Areas for improvement would be application control and web filtering.

It's important that, over time, the solution just keeps up with additional features. There's nothing specific that comes to mind, however, it's important for Fortinet to stay as much on the edge as possible, as far as keeping up with what's out there.

The solution is fairly complex.

The operating system isn't stable, so it goes to memory counters every night.

We are experiencing a failed login issue. There should also be improvements in functionalities we store to enhance our services.

It should have the SD-WAN feature. This would increase the number of features that are available in the box.

I'd like for it to be possible to cluster together data centers. Right now, we have two data centers that are a thousand kilometers apart. It would be nice to be able to string them together.

We occasionally have issues when we are doing firmware updates.

The log settings and filters could use some improvement.

More monitoring should be included with Fortinet FortiGate-VM, in my opinion.

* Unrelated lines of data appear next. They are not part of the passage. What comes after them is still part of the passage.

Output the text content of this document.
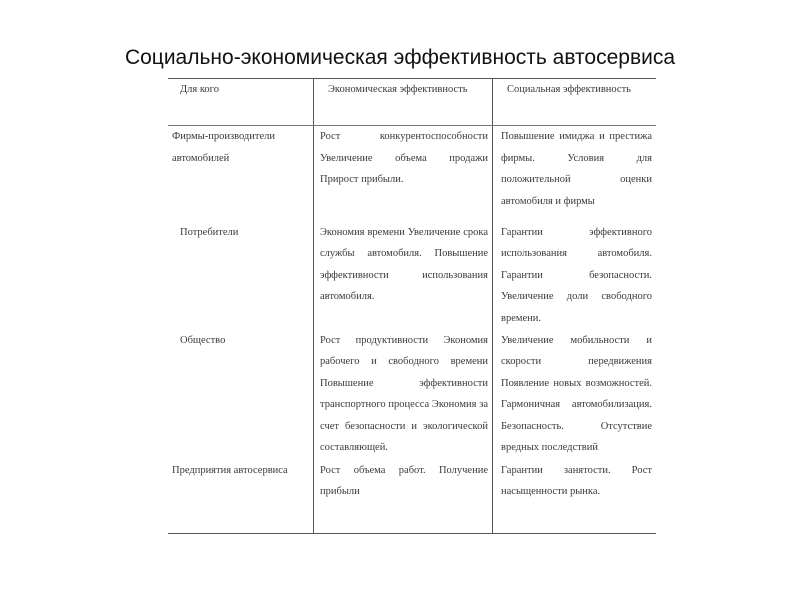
Социально-экономическая эффективность автосервиса
Для кого	Экономическая эффективность	Социальная эффективность

Фирмы-производители автомобилей	Рост конкурентоспособности Увеличение объема продажи Прирост прибыли.	Повышение имиджа и престижа фирмы. Условия для положительной оценки автомобиля и фирмы

Потребители	Экономия времени Увеличение срока службы автомобиля. Повышение эффективности использования автомобиля.	Гарантии эффективного использования автомобиля. Гарантии безопасности. Увеличение доли свободного времени.

Общество	Рост продуктивности Экономия рабочего и свободного времени Повышение эффективности транспортного процесса Экономия за счет безопасности и экологической составляющей.	Увеличение мобильности и скорости передвижения Появление новых возможностей. Гармоничная автомобилизация. Безопасность. Отсутствие вредных последствий

Предприятия автосервиса	Рост объема работ. Получение прибыли	Гарантии занятости. Рост насыщенности рынка.
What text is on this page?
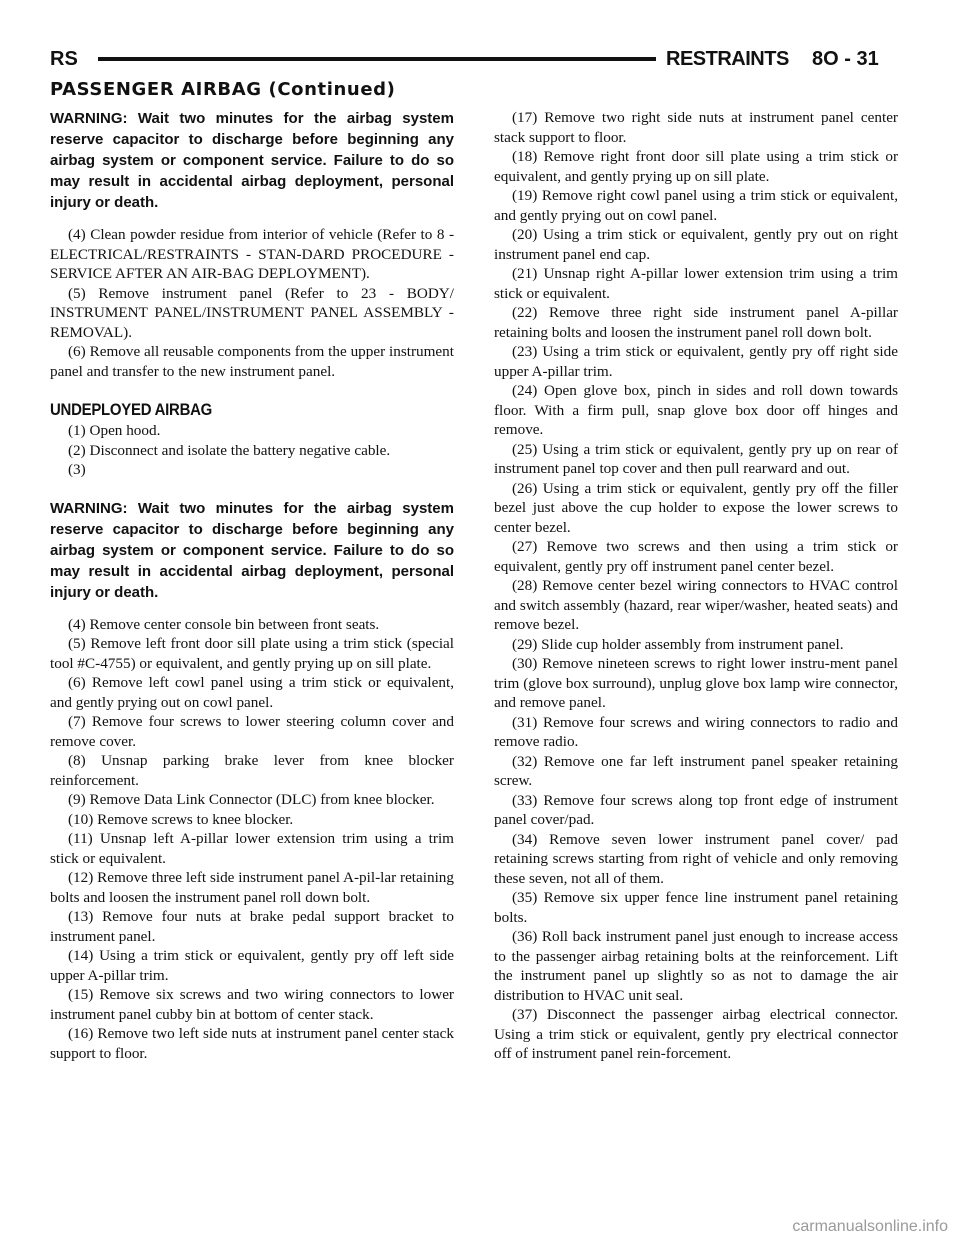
RS	RESTRAINTS 8O - 31
PASSENGER AIRBAG (Continued)

WARNING: Wait two minutes for the airbag system reserve capacitor to discharge before beginning any airbag system or component service. Failure to do so may result in accidental airbag deployment, personal injury or death.

(4) Clean powder residue from interior of vehicle (Refer to 8 - ELECTRICAL/RESTRAINTS - STAN-DARD PROCEDURE - SERVICE AFTER AN AIR-BAG DEPLOYMENT).

(5) Remove instrument panel (Refer to 23 - BODY/ INSTRUMENT PANEL/INSTRUMENT PANEL ASSEMBLY - REMOVAL).

(6) Remove all reusable components from the upper instrument panel and transfer to the new instrument panel.

UNDEPLOYED AIRBAG

(1) Open hood.

(2) Disconnect and isolate the battery negative cable.

(3)

WARNING: Wait two minutes for the airbag system reserve capacitor to discharge before beginning any airbag system or component service. Failure to do so may result in accidental airbag deployment, personal injury or death.

(4) Remove center console bin between front seats.

(5) Remove left front door sill plate using a trim stick (special tool #C-4755) or equivalent, and gently prying up on sill plate.

(6) Remove left cowl panel using a trim stick or equivalent, and gently prying out on cowl panel.

(7) Remove four screws to lower steering column cover and remove cover.

(8) Unsnap parking brake lever from knee blocker reinforcement.

(9) Remove Data Link Connector (DLC) from knee blocker.

(10) Remove screws to knee blocker.

(11) Unsnap left A-pillar lower extension trim using a trim stick or equivalent.

(12) Remove three left side instrument panel A-pil-lar retaining bolts and loosen the instrument panel roll down bolt.

(13) Remove four nuts at brake pedal support bracket to instrument panel.

(14) Using a trim stick or equivalent, gently pry off left side upper A-pillar trim.

(15) Remove six screws and two wiring connectors to lower instrument panel cubby bin at bottom of center stack.

(16) Remove two left side nuts at instrument panel center stack support to floor.

(17) Remove two right side nuts at instrument panel center stack support to floor.

(18) Remove right front door sill plate using a trim stick or equivalent, and gently prying up on sill plate.

(19) Remove right cowl panel using a trim stick or equivalent, and gently prying out on cowl panel.

(20) Using a trim stick or equivalent, gently pry out on right instrument panel end cap.

(21) Unsnap right A-pillar lower extension trim using a trim stick or equivalent.

(22) Remove three right side instrument panel A-pillar retaining bolts and loosen the instrument panel roll down bolt.

(23) Using a trim stick or equivalent, gently pry off right side upper A-pillar trim.

(24) Open glove box, pinch in sides and roll down towards floor. With a firm pull, snap glove box door off hinges and remove.

(25) Using a trim stick or equivalent, gently pry up on rear of instrument panel top cover and then pull rearward and out.

(26) Using a trim stick or equivalent, gently pry off the filler bezel just above the cup holder to expose the lower screws to center bezel.

(27) Remove two screws and then using a trim stick or equivalent, gently pry off instrument panel center bezel.

(28) Remove center bezel wiring connectors to HVAC control and switch assembly (hazard, rear wiper/washer, heated seats) and remove bezel.

(29) Slide cup holder assembly from instrument panel.

(30) Remove nineteen screws to right lower instru-ment panel trim (glove box surround), unplug glove box lamp wire connector, and remove panel.

(31) Remove four screws and wiring connectors to radio and remove radio.

(32) Remove one far left instrument panel speaker retaining screw.

(33) Remove four screws along top front edge of instrument panel cover/pad.

(34) Remove seven lower instrument panel cover/ pad retaining screws starting from right of vehicle and only removing these seven, not all of them.

(35) Remove six upper fence line instrument panel retaining bolts.

(36) Roll back instrument panel just enough to increase access to the passenger airbag retaining bolts at the reinforcement. Lift the instrument panel up slightly so as not to damage the air distribution to HVAC unit seal.

(37) Disconnect the passenger airbag electrical connector. Using a trim stick or equivalent, gently pry electrical connector off of instrument panel rein-forcement.

carmanualsonline.info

It has a monitoring tool, but it could be improved.

The management tools should be more user-friendly.

We have encountered certain issues with the bandwidth in respect of the security layer. 

The solution could be improved by making deployment easier and dispensing with the reliance on FortiManager, as well as FortiAnalyzer to get any meaningful reporting out of it. If they could exclude both of those from the whole equation so that it bundles direct to the firewall, that would be a big improvement. It should be decoupled from the whole ecosystem, the security fabric side of it, and that would improve things. I get the feeling we have limited functionality if we just look at the data itself, and that's not cool when you're spending thousands of dollars on a product.

The technology is just not there yet in terms of UX and true integration. We have had endless woes with our Analyzer services and the Manager seems rather rudimentary on its own. We believe that the actual Fortigate should have all this disparate functionality baked-in.

It is difficult to size the VM in terms of machine resources, and for this reason, clients prefer the appliance.

The GUI could be improved. Furthermore, the unit we have could be modified because it's not that high of a torrent. 

We are using a product from eight years ago. I am sure there have been improvements in the newer versions. Improvements on the following are needed:

1. Responsive UI
2. JIT and detailed traffic reporting.

We've had issues with integration. It hasn't gone well.

We have had some stability issues.

There are some instances where configurations can get complex.

FortiGate's application load balancing has to be improved. They need to improve a lot on the load balancing and RAF side. They are far behind Citrix in that regard.

The user interface (UI) and the performance of interface both need improvement.